Roasted Fennel and Tomato Soup

Roasted fennel and tomato soup is a transitional soup that carries you from winter through rainy spring. The fennel adds a slightly sweet yet spicy twist that makes this way better than standard tomato soup.
Harper Donahue
November 10, 2025

Ingredients (~4 servings)

  • 4 large beefsteak tomatoes, seeded and chopped
  • 2 small fennel bulbs, fronds and stems removed
  • 2 small yellow onions, chopped
  • 2 garlic cloves, chopped
  • Juice of 1 lemon
  • 1/4 cup + 2 Tbsp olive oil
  • 1 1/2 tsp salt
  • 3/4 tsp black pepper
  • 2 cans (14.5 oz each) fire-roasted diced tomatoes
  • 4 cups vegetable stock
  • Heavy cream, for topping (optional)
  • Croutons, for topping (optional)

Roast the Vegetables

Preheat the oven to 400°F. Line a large baking sheet with parchment paper.

Add the chopped beefsteak tomatoes, onions, and garlic to the prepared baking sheet.

To prep the fennel, remove the green fronds and tough upper stems, and trim the root base. Chop the white fennel bulb into 1/2-inch pieces.

Add the chopped fennel to the baking sheet with the other vegetables. Drizzle everything with the olive oil, lemon juice, salt, and pepper. Toss with your hands to make sure everything is evenly coated.

Roast the vegetables for ~20-25 minutes, or until they are caramelized and tender.

Blend and Simmer the Soup

Remove the roasted vegetables from the oven and add them to a large pot or Dutch oven.

Add the two cans of fire-roasted tomatoes (with their juices) and the vegetable stock.

Use an immersion blender to pureé the soup directly in the pot until it is smooth. If you don’t have an immersion blender, you can carefully transfer the soup to a regular blender and blend in batches.

Bring the soup back up to a simmer over medium heat for ~5-10 minutes to let the flavors combine. Taste and add a little more salt and pepper if needed.

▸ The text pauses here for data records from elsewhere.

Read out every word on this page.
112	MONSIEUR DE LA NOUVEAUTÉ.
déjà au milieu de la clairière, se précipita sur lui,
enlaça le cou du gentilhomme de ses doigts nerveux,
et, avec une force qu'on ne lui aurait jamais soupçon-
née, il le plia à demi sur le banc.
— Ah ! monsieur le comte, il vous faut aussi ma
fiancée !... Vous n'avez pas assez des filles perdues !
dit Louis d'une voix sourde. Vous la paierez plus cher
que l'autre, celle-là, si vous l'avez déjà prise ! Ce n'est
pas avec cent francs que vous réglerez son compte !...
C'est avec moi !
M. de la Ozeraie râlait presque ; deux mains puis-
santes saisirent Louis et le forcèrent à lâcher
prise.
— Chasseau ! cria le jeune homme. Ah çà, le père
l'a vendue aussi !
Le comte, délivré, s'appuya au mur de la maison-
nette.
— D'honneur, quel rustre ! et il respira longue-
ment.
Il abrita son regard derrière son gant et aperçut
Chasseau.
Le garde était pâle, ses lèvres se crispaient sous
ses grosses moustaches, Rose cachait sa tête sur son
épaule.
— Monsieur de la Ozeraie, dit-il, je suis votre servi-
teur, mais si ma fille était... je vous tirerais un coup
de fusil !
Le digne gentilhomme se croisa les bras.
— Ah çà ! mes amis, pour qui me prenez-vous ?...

Serve the soup hot, topped with a drizzle of heavy cream and croutons.

Roasted Fennel and Tomato Soup

Roasted fennel and tomato soup is a transitional soup that carries you from winter through rainy spring. The fennel adds a slightly sweet yet spicy twist that makes this way better than standard tomato soup.
Prep Time: 15 minutes
Cook Time: 35 minutes
Total Time: 50 minutes

Ingredients

Ingredients (~4 servings)

  • 4 large beefsteak tomatoes seeded and chopped
  • 2 small fennel bulbs fronds and stems removed
  • 2 small yellow onions chopped
  • 2 garlic cloves chopped
  • Juice of 1 lemon
  • 1/4 cup + 2 Tbsp olive oil
  • 1 1/2 tsp salt
  • 3/4 tsp black pepper
  • 2 cans fire-roasted diced tomatoes 14.5 oz each
  • 4 cups vegetable stock
  • Heavy cream optional, for topping
  • Croutons optional, for topping

Instructions

  • Preheat oven to 400°F and line baking sheet with parchment paper.
  • Chop tomatoes, onions, garlic, and fennel bulb.
  • Spread vegetables on baking sheet and drizzle with olive oil, lemon juice, salt, and pepper.
  • Roast vegetables for 20-25 minutes until caramelized.
  • Transfer roasted vegetables to large pot with fire-roasted tomatoes and vegetable stock.
  • Blend soup using immersion blender until smooth.
  • Simmer soup for 5-10 minutes to combine flavors.
  • Taste and adjust seasoning as needed.
  • Serve hot with optional heavy cream and croutons.

Notes

Use immersion blender for easiest blending. Can substitute regular blender if needed.